I would say that
we use a comparative degree when we compare two people, animals or things
Is a gross oversimplification and it is grossly incomplete.
I am fatter now than I used to be.
I am comparing, but there is only one person involved.
(There are still two agents in the comparison, namely "me now" and "me before", but stating you need two people, objects or animals does not seem to allow for one person to appear in two roles.)
The whole idea of strictly counting the number of agents in the comparison seems strange.
Of course the sentences
A is taller than B and C
John is taller than all the other kids in the school
are correct.
In the second case, yes, you can say that "John is the tallest kid at school"

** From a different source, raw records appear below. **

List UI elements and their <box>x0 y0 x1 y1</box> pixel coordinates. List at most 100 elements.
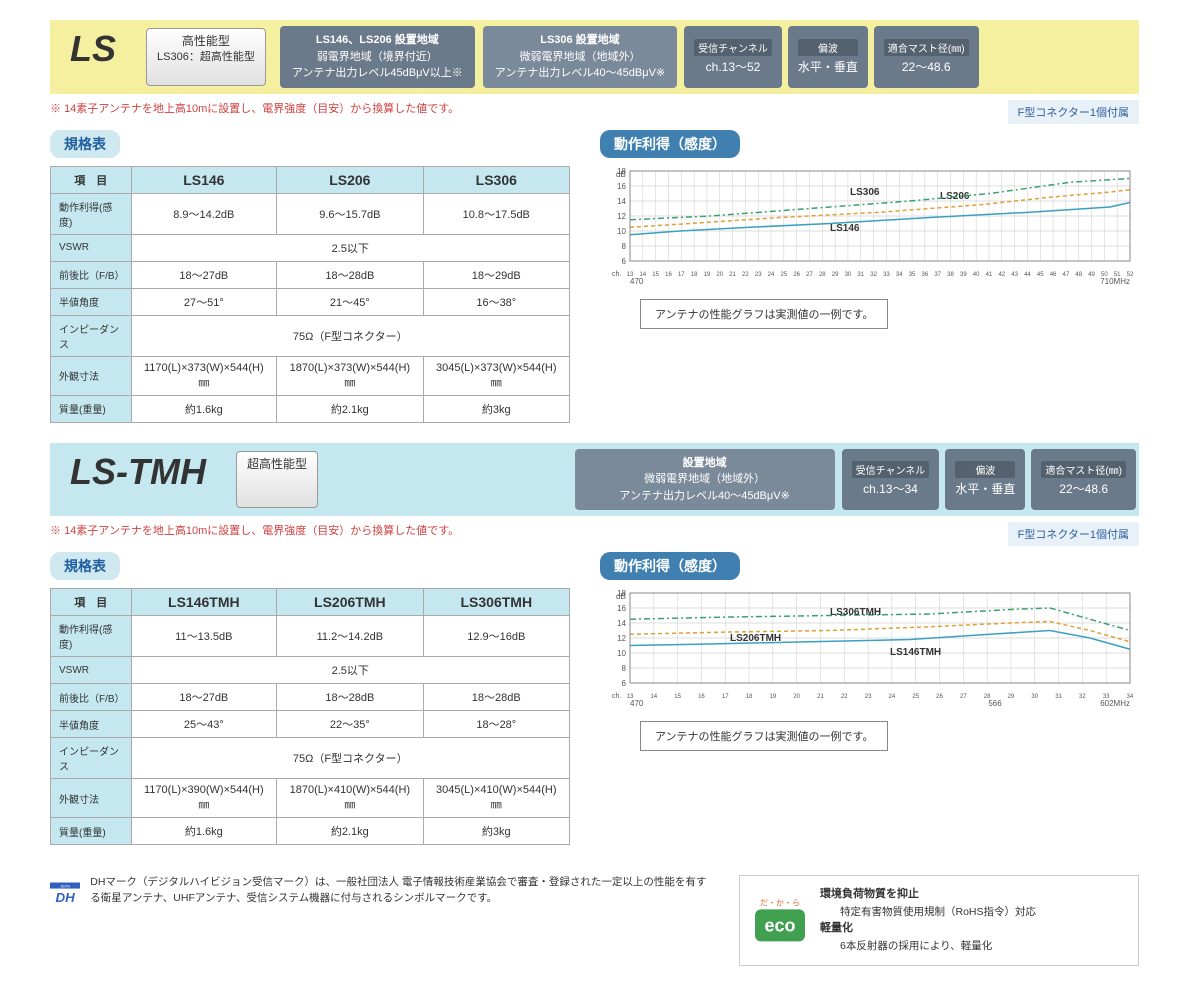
eco-block: だ・か・ら eco 環境負荷物質を抑止 特定有害物質使用規制（RoHS指令）対応… <box>739 875 1139 966</box>
lstmh-chart: 6810121416181314151617181920212223242526… <box>600 588 1140 711</box>
svg-text:602MHz: 602MHz <box>1100 699 1130 708</box>
svg-text:16: 16 <box>665 272 672 278</box>
ls-header: LS 高性能型 LS306：超高性能型 LS146、LS206 設置地域 弱電界… <box>50 20 1139 94</box>
ls-spec-table: 項 目LS146LS206LS306動作利得(感度)8.9～14.2dB9.6～… <box>50 166 570 423</box>
svg-text:25: 25 <box>781 272 788 278</box>
svg-text:42: 42 <box>998 272 1005 278</box>
svg-text:22: 22 <box>841 694 848 700</box>
svg-text:27: 27 <box>960 694 967 700</box>
ls-footnote: 14素子アンテナを地上高10mに設置し、電界強度（目安）から換算した値です。 <box>50 100 1139 116</box>
svg-text:dB: dB <box>616 170 626 179</box>
svg-text:38: 38 <box>947 272 954 278</box>
lstmh-pill-polarization: 偏波 水平・垂直 <box>945 449 1025 511</box>
ls-pill-polarization: 偏波 水平・垂直 <box>788 26 868 88</box>
svg-text:21: 21 <box>817 694 824 700</box>
svg-text:566: 566 <box>988 699 1002 708</box>
svg-text:6: 6 <box>622 679 627 688</box>
svg-text:17: 17 <box>678 272 685 278</box>
svg-text:8: 8 <box>622 664 627 673</box>
svg-text:28: 28 <box>819 272 826 278</box>
svg-text:16: 16 <box>617 182 626 191</box>
svg-text:26: 26 <box>936 694 943 700</box>
lstmh-chart-title: 動作利得（感度） <box>600 552 740 580</box>
eco-line1-sub: 特定有害物質使用規制（RoHS指令）対応 <box>820 904 1036 921</box>
lstmh-footnote: 14素子アンテナを地上高10mに設置し、電界強度（目安）から換算した値です。 <box>50 522 1139 538</box>
dh-logo-icon: JEITA DH <box>50 875 80 913</box>
svg-text:ch.: ch. <box>612 693 621 700</box>
svg-text:20: 20 <box>793 694 800 700</box>
svg-text:34: 34 <box>896 272 903 278</box>
svg-text:24: 24 <box>768 272 775 278</box>
lstmh-pill-mast: 適合マスト径(㎜) 22～48.6 <box>1031 449 1136 511</box>
ls-model-name: LS <box>50 20 136 94</box>
svg-text:18: 18 <box>691 272 698 278</box>
svg-text:49: 49 <box>1088 272 1095 278</box>
svg-text:32: 32 <box>870 272 877 278</box>
lstmh-spec-table: 項 目LS146TMHLS206TMHLS306TMH動作利得(感度)11～13… <box>50 588 570 845</box>
svg-text:6: 6 <box>622 257 627 266</box>
svg-text:32: 32 <box>1079 694 1086 700</box>
svg-text:47: 47 <box>1063 272 1070 278</box>
lstmh-pill-channel: 受信チャンネル ch.13～34 <box>842 449 940 511</box>
svg-text:25: 25 <box>912 694 919 700</box>
svg-text:19: 19 <box>770 694 777 700</box>
svg-text:LS146TMH: LS146TMH <box>890 647 941 658</box>
svg-text:10: 10 <box>617 227 626 236</box>
svg-text:31: 31 <box>1055 694 1062 700</box>
svg-text:19: 19 <box>704 272 711 278</box>
ls-chart-note: アンテナの性能グラフは実測値の一例です。 <box>640 299 888 329</box>
ls-chart-title: 動作利得（感度） <box>600 130 740 158</box>
svg-text:16: 16 <box>617 604 626 613</box>
svg-text:35: 35 <box>909 272 916 278</box>
ls-connector-note: F型コネクター1個付属 <box>1008 100 1139 124</box>
lstmh-type-box: 超高性能型 <box>236 451 318 509</box>
svg-text:470: 470 <box>630 277 644 286</box>
svg-text:DH: DH <box>56 890 76 905</box>
svg-text:14: 14 <box>650 694 657 700</box>
svg-text:46: 46 <box>1050 272 1057 278</box>
svg-text:12: 12 <box>617 634 626 643</box>
ls-type-box: 高性能型 LS306：超高性能型 <box>146 28 266 86</box>
eco-logo-icon: だ・か・ら eco <box>750 886 810 955</box>
svg-text:23: 23 <box>865 694 872 700</box>
svg-text:37: 37 <box>934 272 941 278</box>
svg-text:27: 27 <box>806 272 813 278</box>
svg-text:29: 29 <box>1008 694 1015 700</box>
svg-text:24: 24 <box>889 694 896 700</box>
lstmh-model-name: LS-TMH <box>50 443 226 517</box>
ls-spec-title: 規格表 <box>50 130 120 158</box>
svg-text:LS206TMH: LS206TMH <box>730 633 781 644</box>
ls-region-1: LS146、LS206 設置地域 弱電界地域（境界付近） アンテナ出力レベル45… <box>280 26 475 88</box>
svg-text:dB: dB <box>616 592 626 601</box>
svg-text:12: 12 <box>617 212 626 221</box>
svg-text:LS146: LS146 <box>830 223 860 234</box>
svg-text:16: 16 <box>698 694 705 700</box>
eco-line1-head: 環境負荷物質を抑止 <box>820 886 1036 904</box>
svg-text:15: 15 <box>652 272 659 278</box>
svg-text:26: 26 <box>793 272 800 278</box>
svg-text:39: 39 <box>960 272 967 278</box>
svg-text:43: 43 <box>1011 272 1018 278</box>
svg-text:LS306: LS306 <box>850 187 880 198</box>
svg-text:41: 41 <box>986 272 993 278</box>
svg-text:30: 30 <box>1031 694 1038 700</box>
svg-text:23: 23 <box>755 272 762 278</box>
svg-text:22: 22 <box>742 272 749 278</box>
svg-text:36: 36 <box>922 272 929 278</box>
svg-text:45: 45 <box>1037 272 1044 278</box>
svg-text:29: 29 <box>832 272 839 278</box>
svg-text:48: 48 <box>1075 272 1082 278</box>
dh-text: DHマーク（デジタルハイビジョン受信マーク）は、一般社団法人 電子情報技術産業協… <box>90 875 709 913</box>
lstmh-region-1: 設置地域 微弱電界地域（地域外） アンテナ出力レベル40～45dBμV※ <box>575 449 835 511</box>
svg-text:15: 15 <box>674 694 681 700</box>
eco-line2-sub: 6本反射器の採用により、軽量化 <box>820 938 1036 955</box>
svg-text:33: 33 <box>883 272 890 278</box>
ls-chart: 6810121416181314151617181920212223242526… <box>600 166 1140 289</box>
svg-text:JEITA: JEITA <box>60 884 70 888</box>
ls-pill-channel: 受信チャンネル ch.13～52 <box>684 26 782 88</box>
svg-text:eco: eco <box>764 915 795 935</box>
svg-text:21: 21 <box>729 272 736 278</box>
svg-text:ch.: ch. <box>612 271 621 278</box>
svg-text:8: 8 <box>622 242 627 251</box>
svg-text:14: 14 <box>617 197 626 206</box>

But I can also use the superlative with less than three agents:
John is the tallest of my two friends.
And then we haven't covered sentences like
I feel better than I ever did!
I think this is an example of educational books trying to teach tricks instead of rules, and they are one source of frustration to learners that advance enough in the subject to realize that the "rules" they have learned were nothing more than incomplete tricks or "rules of thumb" at best. (Notice the superlative "best"?)
Similar "rules" that get irritatingly confusing (and I have seen them):
Never use a comma before "and"
Never start a sentence with "as"
And the worst - but off-topic as it is not about English:
Don't worry, Dutch does not have any grammar.